THE African Development Bank (AfDB) says it will only extend further help towards Nigeria’s recovering from its recession only if it increases taxes, reduce interest rate and hands off periodic intervening on the interbank exchange market.
Speaking to the media in London Wednesday, the AfDB President and former Nigerian agriculture minister Akinwunmi Adesina, attributed most causes of Nigeria’s problem to include liquidity problem,
.“We (the AfDB) will rally strongly around the country to overcome its recession. We want to make sure Nigeria gets resilient again, but it must put certain things right.”
Nigeria had already counted on last month’s promise from the lender’s board of the bank that it would get a $1bn grant loan, at a rate of around 1.2 per cent, which Nigeria could use to jump start the 2016 budget, with a N2.2-trillion (about $7.5 bn) deficit.

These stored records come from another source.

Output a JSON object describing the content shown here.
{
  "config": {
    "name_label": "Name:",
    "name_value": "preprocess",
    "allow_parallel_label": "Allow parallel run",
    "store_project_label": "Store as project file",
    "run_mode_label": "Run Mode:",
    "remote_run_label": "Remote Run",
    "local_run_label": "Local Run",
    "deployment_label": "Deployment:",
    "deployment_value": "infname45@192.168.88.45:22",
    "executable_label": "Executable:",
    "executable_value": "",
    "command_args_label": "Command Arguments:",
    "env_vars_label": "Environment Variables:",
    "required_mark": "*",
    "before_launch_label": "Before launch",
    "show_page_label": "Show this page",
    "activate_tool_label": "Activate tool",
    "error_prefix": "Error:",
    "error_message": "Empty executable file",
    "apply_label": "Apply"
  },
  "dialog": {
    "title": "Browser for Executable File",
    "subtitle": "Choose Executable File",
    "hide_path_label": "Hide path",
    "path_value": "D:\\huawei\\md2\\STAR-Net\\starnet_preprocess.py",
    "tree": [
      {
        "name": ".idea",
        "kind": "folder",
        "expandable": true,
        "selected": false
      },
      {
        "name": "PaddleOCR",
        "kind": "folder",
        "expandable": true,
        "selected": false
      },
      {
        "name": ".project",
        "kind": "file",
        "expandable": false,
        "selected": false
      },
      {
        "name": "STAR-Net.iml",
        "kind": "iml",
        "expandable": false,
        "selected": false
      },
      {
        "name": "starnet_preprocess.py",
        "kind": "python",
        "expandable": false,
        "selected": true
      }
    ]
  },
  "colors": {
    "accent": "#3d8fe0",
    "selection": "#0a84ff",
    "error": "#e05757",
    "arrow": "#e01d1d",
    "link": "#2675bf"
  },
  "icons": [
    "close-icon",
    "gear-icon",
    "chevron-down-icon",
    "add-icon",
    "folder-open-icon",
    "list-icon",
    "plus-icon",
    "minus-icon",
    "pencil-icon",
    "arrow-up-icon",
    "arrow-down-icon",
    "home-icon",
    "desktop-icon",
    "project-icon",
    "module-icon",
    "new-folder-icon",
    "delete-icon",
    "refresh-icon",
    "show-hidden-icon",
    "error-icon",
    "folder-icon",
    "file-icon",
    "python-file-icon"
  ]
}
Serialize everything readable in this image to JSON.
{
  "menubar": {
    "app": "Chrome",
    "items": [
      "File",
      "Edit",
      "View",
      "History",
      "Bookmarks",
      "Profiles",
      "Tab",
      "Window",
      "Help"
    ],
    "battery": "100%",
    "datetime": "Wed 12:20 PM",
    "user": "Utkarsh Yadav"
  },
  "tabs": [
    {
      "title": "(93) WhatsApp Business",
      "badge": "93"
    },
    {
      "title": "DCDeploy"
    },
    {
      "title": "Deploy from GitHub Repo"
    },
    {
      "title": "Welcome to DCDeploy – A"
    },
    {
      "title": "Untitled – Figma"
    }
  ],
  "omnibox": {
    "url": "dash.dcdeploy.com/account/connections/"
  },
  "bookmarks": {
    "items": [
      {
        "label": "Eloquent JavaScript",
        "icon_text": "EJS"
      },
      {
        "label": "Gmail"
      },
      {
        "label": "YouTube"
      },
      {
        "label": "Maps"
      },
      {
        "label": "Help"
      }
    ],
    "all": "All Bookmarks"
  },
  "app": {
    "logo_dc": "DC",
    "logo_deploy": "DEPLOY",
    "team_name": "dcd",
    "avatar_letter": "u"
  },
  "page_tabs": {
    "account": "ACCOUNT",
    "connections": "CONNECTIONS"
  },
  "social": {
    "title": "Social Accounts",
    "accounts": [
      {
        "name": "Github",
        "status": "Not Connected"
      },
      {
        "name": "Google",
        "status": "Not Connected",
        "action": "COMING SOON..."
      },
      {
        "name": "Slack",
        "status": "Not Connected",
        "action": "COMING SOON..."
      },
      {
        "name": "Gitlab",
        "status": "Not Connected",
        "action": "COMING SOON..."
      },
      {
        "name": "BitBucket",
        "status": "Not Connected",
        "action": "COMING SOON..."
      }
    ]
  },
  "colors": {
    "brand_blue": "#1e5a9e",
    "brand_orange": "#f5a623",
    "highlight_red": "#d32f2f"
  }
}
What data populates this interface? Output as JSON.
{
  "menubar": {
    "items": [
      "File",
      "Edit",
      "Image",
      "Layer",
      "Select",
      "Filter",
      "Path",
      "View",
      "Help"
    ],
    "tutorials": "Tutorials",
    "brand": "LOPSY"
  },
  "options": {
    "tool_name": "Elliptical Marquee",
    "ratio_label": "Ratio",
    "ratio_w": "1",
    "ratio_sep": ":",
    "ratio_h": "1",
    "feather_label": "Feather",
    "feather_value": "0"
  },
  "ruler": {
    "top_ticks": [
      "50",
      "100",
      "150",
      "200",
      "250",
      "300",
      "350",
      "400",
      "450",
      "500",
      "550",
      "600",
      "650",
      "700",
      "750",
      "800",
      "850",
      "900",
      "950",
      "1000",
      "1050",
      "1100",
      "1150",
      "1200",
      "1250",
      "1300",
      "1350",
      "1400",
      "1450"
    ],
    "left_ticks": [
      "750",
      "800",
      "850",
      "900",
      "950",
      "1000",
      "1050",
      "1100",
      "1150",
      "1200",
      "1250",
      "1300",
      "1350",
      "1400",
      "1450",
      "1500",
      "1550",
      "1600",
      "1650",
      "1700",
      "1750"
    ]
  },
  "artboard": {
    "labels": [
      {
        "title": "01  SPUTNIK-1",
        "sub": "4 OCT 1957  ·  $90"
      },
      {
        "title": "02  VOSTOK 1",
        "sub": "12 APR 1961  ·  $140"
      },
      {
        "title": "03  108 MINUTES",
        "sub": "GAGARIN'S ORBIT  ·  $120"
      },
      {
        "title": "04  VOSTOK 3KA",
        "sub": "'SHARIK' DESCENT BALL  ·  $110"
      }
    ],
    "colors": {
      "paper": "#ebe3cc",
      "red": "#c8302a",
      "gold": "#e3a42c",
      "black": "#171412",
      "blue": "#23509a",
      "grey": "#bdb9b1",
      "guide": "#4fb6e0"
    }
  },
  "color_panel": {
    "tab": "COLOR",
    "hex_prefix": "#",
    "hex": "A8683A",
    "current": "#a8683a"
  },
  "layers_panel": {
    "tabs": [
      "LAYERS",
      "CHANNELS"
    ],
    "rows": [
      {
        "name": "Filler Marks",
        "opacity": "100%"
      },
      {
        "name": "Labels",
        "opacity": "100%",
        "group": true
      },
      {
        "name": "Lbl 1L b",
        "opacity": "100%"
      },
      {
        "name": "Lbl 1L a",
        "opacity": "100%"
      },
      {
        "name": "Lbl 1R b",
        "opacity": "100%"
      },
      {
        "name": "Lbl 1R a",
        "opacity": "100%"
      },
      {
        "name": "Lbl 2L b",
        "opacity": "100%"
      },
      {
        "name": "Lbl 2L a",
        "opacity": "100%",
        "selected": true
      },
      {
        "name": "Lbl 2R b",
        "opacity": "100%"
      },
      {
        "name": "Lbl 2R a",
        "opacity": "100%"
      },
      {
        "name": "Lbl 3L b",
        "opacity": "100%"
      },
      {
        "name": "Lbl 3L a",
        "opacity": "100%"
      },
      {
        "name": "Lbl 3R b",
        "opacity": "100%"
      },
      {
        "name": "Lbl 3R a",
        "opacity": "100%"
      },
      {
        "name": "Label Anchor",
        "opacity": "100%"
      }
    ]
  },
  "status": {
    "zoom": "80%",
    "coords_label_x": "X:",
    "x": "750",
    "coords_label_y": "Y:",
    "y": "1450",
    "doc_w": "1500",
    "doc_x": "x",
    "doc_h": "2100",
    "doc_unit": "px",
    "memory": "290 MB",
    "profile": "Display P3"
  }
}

But the bank is about to release a loan of $1.5 billion to Egypt, which applied after Nigeria, simply because it is said to have been in lead of reforms, said an insider of the bank.
Read also: AfDB faults CBN, says interest rate too high
To meet the conditions from the international financial bodies, the country had agreed on several reforms, such as increasing its value-added and corporation taxes to offset a loss of oil revenues.
But the African bank said, that the tax-to-GDP ratio of between 4% -5 % is still lower than between 12-15% in other countries in the region.
The condition is coming against the backdrop of anticipations that the bank would help in funding the 2016 budget stalled from implementation by lack of funds.
Nigeria has been trying for months to borrow abroad to fund its budget to get the economy back on track.
AfDB also condemned the current interacting investment policy of government, made worse by high interest rate when it is known that the economy in recession cannot be dragged out of it with rising interest rates.
Nigeria abandoned its currency peg in June hoping to attract more inflows, but few foreign investors have indicated interest to put their money back into its economy, as the need for hard currency has seen to a rise of over 70 per cent exchange loss of the naira.
In September the central bank left its benchmark rate at 14 per cent, resisting calls to lower borrowing costs.